A study demonstrates how transcription factors support cell regeneration.
Researchers at the National Institutes of Health have identified a particular protein network that is necessary for cell regeneration to restore hearing in zebrafish. Researchers at the National Human Genome Research Institute (NHGRI) led the research, which may help in the creation of human hearing loss treatments. The findings were recently published in the journal Cell Genomics.
Many animals, like zebrafish, may recover their hearing after injury through the regeneration of hair cells, however, human hair cell loss cannot be restored. The regenerating properties of zebrafish hair cells inspired researchers to use this species to better understand certain fundamental properties of regeneration.
About 37.5 million Americans suffer from hearing loss, and the majority of these instances are caused by the loss of hearing receptors called “hair cells” in the inner ear. When sound enters our ears, bristles that protrude from these tiny hair cells move and bend, causing electric signals to be sent through nerves and into our brains that allow us to process sound.
Despite having quite distinct appearances, humans and zebrafish have more than 70% of the same genes at the genomic level. This genomic similarity allows researchers to better understand the biology of cell regeneration in zebrafish before translating their results to humans.
Erin Jimenez, Ph.D., a postdoctoral fellow in the laboratory of Shawn Burgess, Ph.D., senior investigator in the National Human Genome Research Institute’s (NHGRI) Translational and Functional Genomics Branch, led the study in collaboration with researchers Ivan Ovcharenko, Ph.D., and Wei Song, Ph.D., at the National Library of Medicine’s National Center for Biotechnology Information.
“Humans and other mammals are born with a set number of hair cells that are slowly lost through aging and trauma. However some animals, such as zebrafish, can regenerate hair cells and recover hearing after injury,” said Burgess. “How and why regeneration happens in these animals remains a mystery that many scientists would like to unravel.”

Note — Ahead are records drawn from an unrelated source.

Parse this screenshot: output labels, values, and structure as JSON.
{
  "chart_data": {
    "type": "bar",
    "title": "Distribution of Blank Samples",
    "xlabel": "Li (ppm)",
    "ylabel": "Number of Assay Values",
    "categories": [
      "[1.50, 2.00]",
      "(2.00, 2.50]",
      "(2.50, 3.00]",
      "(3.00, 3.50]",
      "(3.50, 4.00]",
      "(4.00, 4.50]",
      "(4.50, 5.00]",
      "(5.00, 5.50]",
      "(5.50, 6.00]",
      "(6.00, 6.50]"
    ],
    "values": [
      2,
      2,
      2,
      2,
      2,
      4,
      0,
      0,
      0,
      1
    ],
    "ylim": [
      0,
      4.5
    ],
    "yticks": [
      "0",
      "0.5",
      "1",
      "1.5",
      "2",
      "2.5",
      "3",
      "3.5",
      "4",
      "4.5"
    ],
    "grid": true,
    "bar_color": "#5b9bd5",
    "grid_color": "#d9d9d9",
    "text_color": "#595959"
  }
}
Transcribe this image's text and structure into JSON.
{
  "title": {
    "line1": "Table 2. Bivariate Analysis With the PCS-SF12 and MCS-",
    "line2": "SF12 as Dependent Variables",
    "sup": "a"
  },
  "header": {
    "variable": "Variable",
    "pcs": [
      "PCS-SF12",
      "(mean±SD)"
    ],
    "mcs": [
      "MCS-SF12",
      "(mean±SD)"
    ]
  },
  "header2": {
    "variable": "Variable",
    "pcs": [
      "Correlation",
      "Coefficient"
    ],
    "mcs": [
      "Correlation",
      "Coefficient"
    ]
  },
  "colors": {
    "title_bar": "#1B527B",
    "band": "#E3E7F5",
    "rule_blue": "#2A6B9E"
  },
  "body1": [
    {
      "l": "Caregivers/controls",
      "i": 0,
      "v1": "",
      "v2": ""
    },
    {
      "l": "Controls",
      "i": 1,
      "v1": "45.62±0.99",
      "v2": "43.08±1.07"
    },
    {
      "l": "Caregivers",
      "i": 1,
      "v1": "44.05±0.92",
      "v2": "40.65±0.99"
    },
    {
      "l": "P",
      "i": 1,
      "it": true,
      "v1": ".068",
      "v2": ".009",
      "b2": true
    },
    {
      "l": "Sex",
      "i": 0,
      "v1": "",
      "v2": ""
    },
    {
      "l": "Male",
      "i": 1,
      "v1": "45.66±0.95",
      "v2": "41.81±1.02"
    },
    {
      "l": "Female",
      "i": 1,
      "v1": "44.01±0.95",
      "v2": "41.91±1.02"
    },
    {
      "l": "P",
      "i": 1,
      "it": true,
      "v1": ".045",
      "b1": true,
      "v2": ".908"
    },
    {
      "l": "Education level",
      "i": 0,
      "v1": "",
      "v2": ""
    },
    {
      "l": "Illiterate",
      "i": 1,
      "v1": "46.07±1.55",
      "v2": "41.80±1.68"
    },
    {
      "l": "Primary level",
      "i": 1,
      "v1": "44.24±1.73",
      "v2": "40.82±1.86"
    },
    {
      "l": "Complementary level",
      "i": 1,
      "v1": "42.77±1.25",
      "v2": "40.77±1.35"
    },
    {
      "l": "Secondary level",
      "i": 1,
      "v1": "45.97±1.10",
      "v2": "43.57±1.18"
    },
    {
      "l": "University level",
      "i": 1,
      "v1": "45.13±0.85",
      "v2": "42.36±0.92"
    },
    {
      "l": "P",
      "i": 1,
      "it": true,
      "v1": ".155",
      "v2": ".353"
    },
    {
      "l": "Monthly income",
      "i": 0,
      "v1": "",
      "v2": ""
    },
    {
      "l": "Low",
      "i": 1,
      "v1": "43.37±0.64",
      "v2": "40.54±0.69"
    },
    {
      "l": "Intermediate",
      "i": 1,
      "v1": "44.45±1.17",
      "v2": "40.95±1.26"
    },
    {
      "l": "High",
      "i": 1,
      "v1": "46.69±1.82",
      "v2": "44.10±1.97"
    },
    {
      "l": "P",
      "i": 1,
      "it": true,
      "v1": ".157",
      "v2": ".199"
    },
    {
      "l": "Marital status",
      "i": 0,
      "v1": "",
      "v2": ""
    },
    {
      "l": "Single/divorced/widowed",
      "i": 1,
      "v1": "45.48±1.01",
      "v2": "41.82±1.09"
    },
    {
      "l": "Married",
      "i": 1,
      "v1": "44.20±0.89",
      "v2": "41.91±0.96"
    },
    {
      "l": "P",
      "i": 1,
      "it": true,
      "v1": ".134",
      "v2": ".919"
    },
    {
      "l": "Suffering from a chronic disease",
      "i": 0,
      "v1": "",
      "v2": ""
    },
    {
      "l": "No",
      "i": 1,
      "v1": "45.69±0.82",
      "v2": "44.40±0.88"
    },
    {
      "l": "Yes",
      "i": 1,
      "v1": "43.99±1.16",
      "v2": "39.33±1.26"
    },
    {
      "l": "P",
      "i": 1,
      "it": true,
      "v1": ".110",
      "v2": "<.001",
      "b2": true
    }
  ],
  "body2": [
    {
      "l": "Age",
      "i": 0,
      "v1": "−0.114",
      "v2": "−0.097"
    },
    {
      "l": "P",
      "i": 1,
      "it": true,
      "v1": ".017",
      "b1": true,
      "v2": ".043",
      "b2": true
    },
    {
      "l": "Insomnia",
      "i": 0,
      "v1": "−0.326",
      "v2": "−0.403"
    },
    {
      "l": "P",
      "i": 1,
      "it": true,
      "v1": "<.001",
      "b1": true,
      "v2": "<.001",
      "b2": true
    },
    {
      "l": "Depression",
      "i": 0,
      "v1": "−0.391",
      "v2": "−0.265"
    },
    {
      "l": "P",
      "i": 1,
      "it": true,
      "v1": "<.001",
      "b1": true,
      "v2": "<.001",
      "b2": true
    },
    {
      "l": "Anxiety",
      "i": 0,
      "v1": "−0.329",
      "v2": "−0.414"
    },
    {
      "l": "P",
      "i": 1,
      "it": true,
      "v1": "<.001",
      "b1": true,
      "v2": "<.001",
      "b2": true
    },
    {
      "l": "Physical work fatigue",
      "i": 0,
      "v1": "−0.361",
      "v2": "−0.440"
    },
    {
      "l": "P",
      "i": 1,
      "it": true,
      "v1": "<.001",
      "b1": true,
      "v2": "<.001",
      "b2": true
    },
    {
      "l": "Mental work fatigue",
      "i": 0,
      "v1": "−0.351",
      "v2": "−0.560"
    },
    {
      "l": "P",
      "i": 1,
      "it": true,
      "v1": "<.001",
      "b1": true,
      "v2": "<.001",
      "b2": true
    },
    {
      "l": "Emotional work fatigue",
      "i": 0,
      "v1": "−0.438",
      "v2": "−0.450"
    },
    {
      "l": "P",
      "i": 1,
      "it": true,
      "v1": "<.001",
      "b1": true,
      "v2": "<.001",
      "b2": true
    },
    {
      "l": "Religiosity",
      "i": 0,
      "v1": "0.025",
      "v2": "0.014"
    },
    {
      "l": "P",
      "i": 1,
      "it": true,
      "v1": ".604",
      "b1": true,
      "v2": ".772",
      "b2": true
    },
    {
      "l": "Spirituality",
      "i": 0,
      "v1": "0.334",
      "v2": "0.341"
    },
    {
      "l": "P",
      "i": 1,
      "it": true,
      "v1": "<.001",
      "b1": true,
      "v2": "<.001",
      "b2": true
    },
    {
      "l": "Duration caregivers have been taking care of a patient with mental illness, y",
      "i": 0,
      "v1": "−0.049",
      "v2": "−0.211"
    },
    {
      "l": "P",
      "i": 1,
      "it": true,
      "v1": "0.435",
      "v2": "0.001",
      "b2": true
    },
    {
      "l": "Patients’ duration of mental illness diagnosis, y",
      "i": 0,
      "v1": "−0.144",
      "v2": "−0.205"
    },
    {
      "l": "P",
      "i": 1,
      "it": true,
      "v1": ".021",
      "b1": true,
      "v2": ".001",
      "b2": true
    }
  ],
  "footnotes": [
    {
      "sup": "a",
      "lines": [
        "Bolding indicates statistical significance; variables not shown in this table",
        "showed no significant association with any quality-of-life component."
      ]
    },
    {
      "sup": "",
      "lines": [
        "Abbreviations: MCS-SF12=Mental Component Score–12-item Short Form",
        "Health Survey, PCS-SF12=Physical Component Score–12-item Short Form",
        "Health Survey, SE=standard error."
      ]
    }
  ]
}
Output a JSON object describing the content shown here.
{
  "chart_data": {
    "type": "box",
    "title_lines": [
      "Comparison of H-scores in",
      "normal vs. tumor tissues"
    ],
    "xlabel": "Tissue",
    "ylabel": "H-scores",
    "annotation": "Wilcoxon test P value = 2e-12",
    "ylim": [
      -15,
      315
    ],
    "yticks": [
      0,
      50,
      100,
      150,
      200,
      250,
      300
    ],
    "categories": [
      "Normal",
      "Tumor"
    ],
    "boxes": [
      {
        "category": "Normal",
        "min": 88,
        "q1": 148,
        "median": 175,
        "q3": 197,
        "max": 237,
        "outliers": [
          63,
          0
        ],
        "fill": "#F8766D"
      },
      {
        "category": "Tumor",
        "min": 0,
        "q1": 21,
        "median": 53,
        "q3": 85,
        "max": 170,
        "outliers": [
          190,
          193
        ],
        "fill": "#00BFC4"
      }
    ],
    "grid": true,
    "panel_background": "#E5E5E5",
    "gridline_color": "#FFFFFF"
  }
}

Using a combination of genomic techniques and computational-based machine learning, Jimenez and her collaborators found that hair cell regeneration in zebrafish relied on a network of proteins that can switch genes on and off, known as transcription factors. To properly identify which transcription factors were at play, the researchers first had to look at the enhancer sequences within the zebrafish genome.
If transcription factors are thought of as the keys that turn a car on and off, enhancer sequences are the car’s ignition switch. Both parts need to interact to make a car run, just like how transcription factors need to bind to specific enhancer sequences to express a gene.
The researchers used new genomic techniques called single-cell RNA sequencing and single-cell assay for transposase-accessible chromatin using sequencing to identify the enhancer sequences and their corresponding transcription factors that play a role in hair cell regeneration.
“Our study identified two families of transcription factors that work together to activate hair cell regeneration in zebrafish, called Sox and Six transcription factors,” said Jimenez.
First, the Sox transcription factors initiate the regeneration response in surrounding cells, called support cells. Next, the Sox and Six transcription factors cooperate to turn those support cells into hair cells.
When hair cells die in zebrafish, nearby support cells start replicating. These support cells are like stem cells because of their ability to become other cell types. Researchers had identified some of the factors that convert support cells into hair cells, but what was not understood is how and where the genes encoding those factors turn on and are coordinated with other unknown factors.
“We have identified a unique combination of transcription factors that trigger regeneration in zebrafish. Further down the line, this group of zebrafish transcription factors might become a biological target that may lead to the development of novel therapy to treat hearing loss in humans,” Jimenez said.
Reference: “A regulatory network of Sox and Six transcription factors initiate a cell fate transformation during hearing regeneration in adult zebrafish” by Erin Jimenez, Claire C. Slevin, Wei Song, Zelin Chen, Stephen C. Frederickson, Derek Gildea, Weiwei Wu, Abdel G. Elkahloun, Ivan Ovcharenko and Shawn M. Burgess, 22 August 2022, Cell Genomics.
The study was funded by the National Human Genome Research Institute.